É curioso notar que Delibes não se restringiu ao balé. Sua ópera Lakmé, estreada em 1883, também se tornou um marco, especialmente por causa do delicado e encantador “Duo das Flores” — um dueto para soprano e mezzo-soprano que continua a emocionar ouvintes em filmes, comerciais e concertos ao redor do mundo. A peça revela o domínio que Delibes tinha da melodia e da textura instrumental: as vozes se entrelaçam com fluidez, acompanhadas por uma orquestração leve, quase transparente, em um estilo que antecipa até mesmo o impressionismo.

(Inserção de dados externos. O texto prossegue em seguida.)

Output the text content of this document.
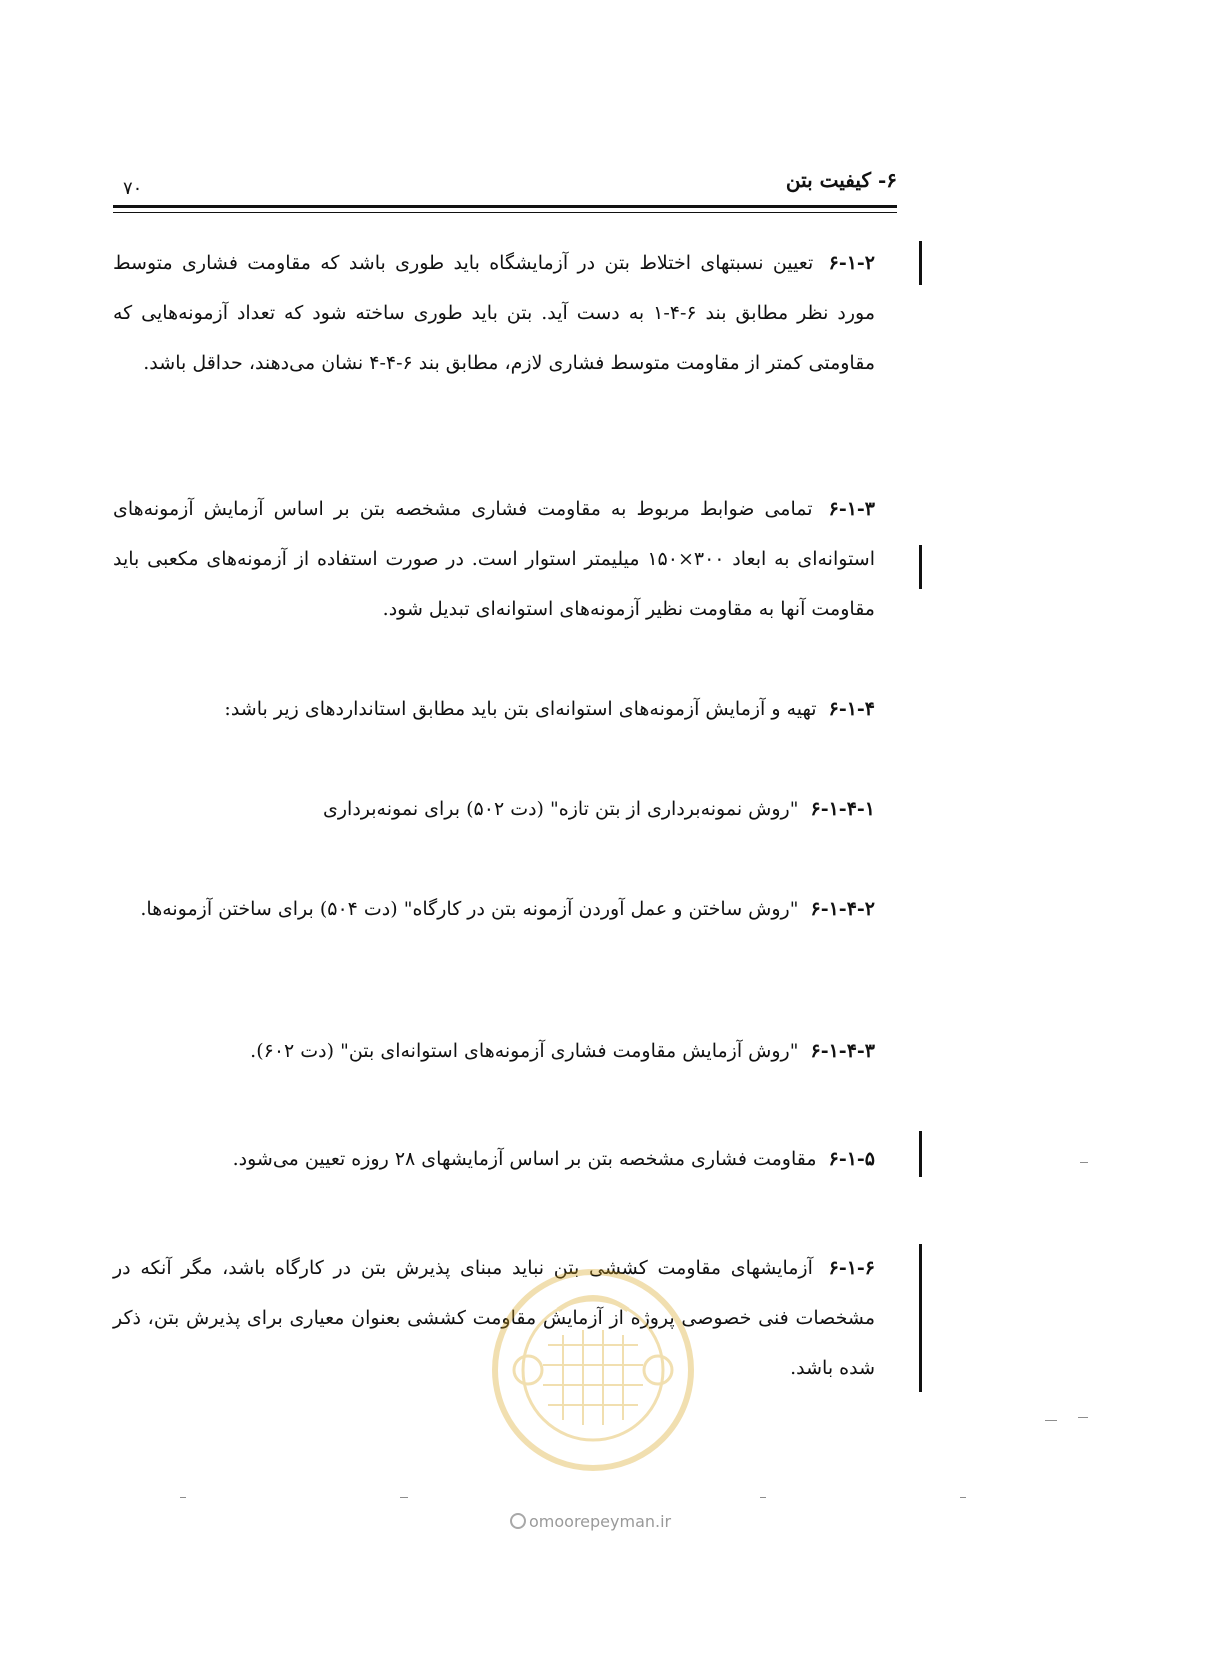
۶- کیفیت بتن
۷۰

۶-۱-۲ تعیین نسبتهای اختلاط بتن در آزمایشگاه باید طوری باشد که مقاومت فشاری متوسط مورد نظر مطابق بند ۶-۴-۱ به دست آید. بتن باید طوری ساخته شود که تعداد آزمونه‌هایی که مقاومتی کمتر از مقاومت متوسط فشاری لازم، مطابق بند ۶-۴-۴ نشان می‌دهند، حداقل باشد.

۶-۱-۳ تمامی ضوابط مربوط به مقاومت فشاری مشخصه بتن بر اساس آزمایش آزمونه‌های استوانه‌ای به ابعاد ۳۰۰×۱۵۰ میلیمتر استوار است. در صورت استفاده از آزمونه‌های مکعبی باید مقاومت آنها به مقاومت نظیر آزمونه‌های استوانه‌ای تبدیل شود.

۶-۱-۴ تهیه و آزمایش آزمونه‌های استوانه‌ای بتن باید مطابق استانداردهای زیر باشد:

۶-۱-۴-۱ "روش نمونه‌برداری از بتن تازه" (دت ۵۰۲) برای نمونه‌برداری

۶-۱-۴-۲ "روش ساختن و عمل آوردن آزمونه بتن در کارگاه" (دت ۵۰۴) برای ساختن آزمونه‌ها.

۶-۱-۴-۳ "روش آزمایش مقاومت فشاری آزمونه‌های استوانه‌ای بتن" (دت ۶۰۲).

۶-۱-۵ مقاومت فشاری مشخصه بتن بر اساس آزمایشهای ۲۸ روزه تعیین می‌شود.

۶-۱-۶ آزمایشهای مقاومت کششی بتن نباید مبنای پذیرش بتن در کارگاه باشد، مگر آنکه در مشخصات فنی خصوصی پروژه از آزمایش مقاومت کششی بعنوان معیاری برای پذیرش بتن، ذکر شده باشد.

omoorepeyman.ir
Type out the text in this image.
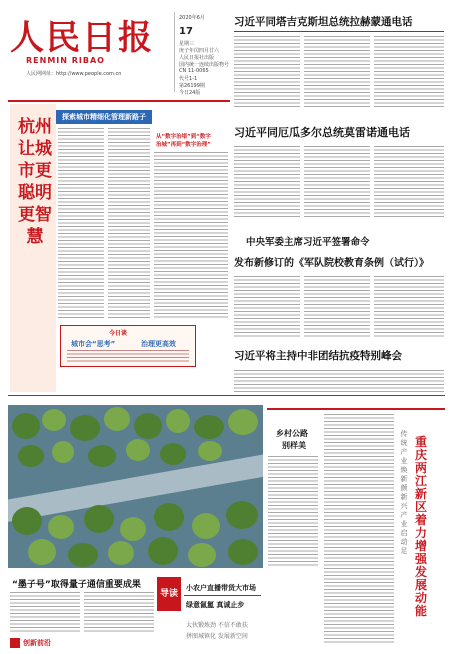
人民日报
RENMIN RIBAO
人民网网址：http://www.people.com.cn
2020年6月
17
星期三
庚子年闰四月廿六
人民日报社出版
国内统一连续出版物号
CN 11-0065
代号1-1
第26199期
今日24版
习近平同塔吉克斯坦总统拉赫蒙通电话
习近平同厄瓜多尔总统莫雷诺通电话
中央军委主席习近平签署命令
发布新修订的《军队院校教育条例（试行）》
杭州 让城市更聪明更智慧
探索城市精细化管理新路子
从“数字治堵”到“数字
治城”再到“数字治理”
今日谈
城市会“思考”	治理更高效
习近平将主持中非团结抗疫特别峰会
乡村公路
别样美
传统产业焕新颜 新兴产业启动足
重庆两江新区着力增强发展动能
“墨子号”取得量子通信重要成果
创新前沿
导读
小农户直播带货大市场
绿意氤氲 真诚止步
大伙锻炼劲 不信不敢扶
拼图城镇化 发展新空间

Mas é mesmo no balé que sua influência é mais profunda. Delibes tratava a música como linguagem dramática, criando arcos, atmosferas e personagens através dos timbres. Ele recusou a superficialidade funcional e mostrou que a dança merecia música com a mesma densidade emocional da ópera. Foi ele quem abriu o caminho para a integração moderna entre partitura, movimento e emoção.

Delibes morreu jovem, em 1891, aos 54 anos. Sua vida foi discreta, sem escândalos ou grandes viagens — mas seu legado continua a ecoar nos palcos do mundo. Coppélia e Sylvia não são apenas marcos do repertório clássico: são símbolos da capacidade que a música tem de transcender o tempo, de reinventar o gesto e de dar voz à dança. Delibes fez isso com graça, inteligência e um ouvido afinado para o eterno.